It’s not just the financial industry that faces risks from cybercriminals; healthcare organizations, with their massive databases full of personal information, have become common targets as well. Compliance specialists and leaders will have their work cut out for them in the coming year.

“We are seeing a significant number of cyber breaches and ransomware,” says Gerry Blass, President and CEO of ComplyAssistant, which provides HIPAA compliance solutions. “In some cases we see pure destruction of healthcare information networks that causes significant downtime of critical systems and devices that could even result in threats to the lives of patients.”

In light of increased threats, here’s what compliance officers will be dealing with in 2018.

Managing Risk

Compliance officers will need to think strategically in the new year and work closely with other leaders to protect the organization.

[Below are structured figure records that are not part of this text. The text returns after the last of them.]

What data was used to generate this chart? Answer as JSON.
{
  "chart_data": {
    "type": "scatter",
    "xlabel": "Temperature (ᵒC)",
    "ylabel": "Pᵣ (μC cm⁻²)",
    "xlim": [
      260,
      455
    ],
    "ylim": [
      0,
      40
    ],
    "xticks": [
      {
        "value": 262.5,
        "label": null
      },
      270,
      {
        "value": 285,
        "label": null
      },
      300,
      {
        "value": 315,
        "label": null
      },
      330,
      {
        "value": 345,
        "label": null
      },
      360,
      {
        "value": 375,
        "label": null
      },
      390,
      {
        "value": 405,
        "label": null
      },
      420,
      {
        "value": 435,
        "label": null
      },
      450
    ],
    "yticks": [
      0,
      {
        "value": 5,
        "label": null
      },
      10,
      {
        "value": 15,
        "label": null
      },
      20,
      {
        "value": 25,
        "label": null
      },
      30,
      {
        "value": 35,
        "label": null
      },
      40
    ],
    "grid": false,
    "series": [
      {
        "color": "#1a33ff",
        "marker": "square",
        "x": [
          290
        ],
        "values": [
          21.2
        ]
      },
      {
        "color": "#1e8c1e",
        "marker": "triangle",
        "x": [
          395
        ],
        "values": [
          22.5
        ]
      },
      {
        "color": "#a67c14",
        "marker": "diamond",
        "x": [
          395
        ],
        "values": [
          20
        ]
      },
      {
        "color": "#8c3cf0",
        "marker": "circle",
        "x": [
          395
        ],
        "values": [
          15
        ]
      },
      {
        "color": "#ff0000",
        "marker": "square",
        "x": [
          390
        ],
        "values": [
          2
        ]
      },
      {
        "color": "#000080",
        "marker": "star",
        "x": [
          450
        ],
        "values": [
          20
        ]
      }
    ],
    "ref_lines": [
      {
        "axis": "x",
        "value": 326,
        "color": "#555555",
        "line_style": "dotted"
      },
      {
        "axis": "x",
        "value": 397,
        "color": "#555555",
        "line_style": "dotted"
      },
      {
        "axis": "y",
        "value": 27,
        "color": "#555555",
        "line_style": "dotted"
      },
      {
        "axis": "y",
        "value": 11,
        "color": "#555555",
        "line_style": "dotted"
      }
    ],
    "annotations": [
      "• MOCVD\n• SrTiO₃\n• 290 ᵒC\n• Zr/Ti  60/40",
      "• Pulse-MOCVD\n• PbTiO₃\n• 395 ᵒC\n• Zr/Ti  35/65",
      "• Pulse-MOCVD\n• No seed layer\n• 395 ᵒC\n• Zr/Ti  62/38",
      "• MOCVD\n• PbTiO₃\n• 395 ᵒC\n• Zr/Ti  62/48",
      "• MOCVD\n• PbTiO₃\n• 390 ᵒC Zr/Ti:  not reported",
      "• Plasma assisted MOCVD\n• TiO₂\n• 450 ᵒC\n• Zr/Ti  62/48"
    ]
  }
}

Partnering with IT, risk management and other internal experts will be key in the coming year for compliance specialists.

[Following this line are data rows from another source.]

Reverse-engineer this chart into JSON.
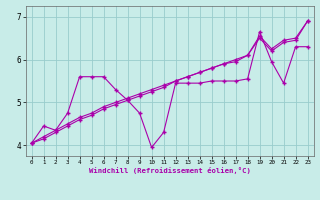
{
  "xlabel": "Windchill (Refroidissement éolien,°C)",
  "bg_color": "#c8ece8",
  "line_color": "#aa00aa",
  "grid_color": "#99cccc",
  "xlim": [
    -0.5,
    23.5
  ],
  "ylim": [
    3.75,
    7.25
  ],
  "xticks": [
    0,
    1,
    2,
    3,
    4,
    5,
    6,
    7,
    8,
    9,
    10,
    11,
    12,
    13,
    14,
    15,
    16,
    17,
    18,
    19,
    20,
    21,
    22,
    23
  ],
  "yticks": [
    4,
    5,
    6,
    7
  ],
  "x": [
    0,
    1,
    2,
    3,
    4,
    5,
    6,
    7,
    8,
    9,
    10,
    11,
    12,
    13,
    14,
    15,
    16,
    17,
    18,
    19,
    20,
    21,
    22,
    23
  ],
  "line_jagged": [
    4.05,
    4.45,
    4.35,
    4.75,
    5.6,
    5.6,
    5.6,
    5.3,
    5.05,
    4.75,
    3.95,
    4.3,
    5.45,
    5.45,
    5.45,
    5.5,
    5.5,
    5.5,
    5.55,
    6.65,
    5.95,
    5.45,
    6.3,
    6.3
  ],
  "line_trend1": [
    4.05,
    4.2,
    4.35,
    4.5,
    4.65,
    4.75,
    4.9,
    5.0,
    5.1,
    5.2,
    5.3,
    5.4,
    5.5,
    5.6,
    5.7,
    5.8,
    5.9,
    6.0,
    6.1,
    6.55,
    6.25,
    6.45,
    6.5,
    6.9
  ],
  "line_trend2": [
    4.05,
    4.15,
    4.3,
    4.45,
    4.6,
    4.7,
    4.85,
    4.95,
    5.05,
    5.15,
    5.25,
    5.35,
    5.5,
    5.6,
    5.7,
    5.8,
    5.9,
    5.95,
    6.1,
    6.5,
    6.2,
    6.4,
    6.45,
    6.9
  ]
}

“Healthcare organizations need to understand that it’s not a matter of if an Equifax-like breach will occur but how they are able to manage business continuity when a breach happens,” says Lee Barrett, Executive Director of the Electronic Healthcare Network Accreditation Commission, a nonprofit standards-development organization and accrediting body for organizations that electronically exchange healthcare data.

Healthcare organizations will need to embrace risk-management strategies and to carefully go over security frameworks, he says. “We also have to take a hard look at accounting for medical devices as well as examine [bring your own device] protocol frameworks, which bring about their own set of challenging issues with respect to security and privacy compliance.”

Stepping Up Training

The majority of data breaches are caused by human error, says Jay Hodes, President of Colington Consulting, a HIPAA compliance consultant. “With the ever-growing threat of ransomware and phishing attacks in the healthcare sector, organizations need to do a better job in training their workforce in 2018,” he says.

Compliance specialists can take the lead in advocating for more training, as they understand well what’s at stake. “Education is critical in recognizing the threat, and continued awareness on best practices to safeguard protected health information must be a priority in the coming year,” Hodes says.

Adopting “Meaningful Use”

New regulations that have been phased in voluntarily over the past few years are now mandatory, and by January 2018 those will include Stage 3 meaningful-use requirements. “Many providers are not adequately prepared for this,” says Nick Merkin, Chief Executive Officer of Compliagent, a healthcare compliance consulting firm.

Now is the time to double-check that you’re ready. “These new requirements mandate that all hospitals and eligible healthcare professionals use certified EHR systems in order to receive certain payments,” Merkin says. If you’re not compliant, those payments are at risk.

Fighting Medicare Fraud

Recent high-profile fraud cases have made enforcement a priority, Merkin says. “Medicare fraud remains squarely in the sights of federal investigators, especially after news broke this past summer of a successful reimbursement fraud enforcement operation against over 300 people nationwide totaling almost a billion dollars,” he says. Investigators are likely to push even harder in 2018.

“Providers should be adequately prepared and have the right documentation in line to respond to audits and investigations or risk substantial fines and penalties,” Merkin says. Review your processes to ensure you remain compliant.

Technology, regulations and other challenges will loom large for compliance leaders in 2018. Ensuring your systems and processes are up-to-date will help keep you ahead of those challenges throughout the year.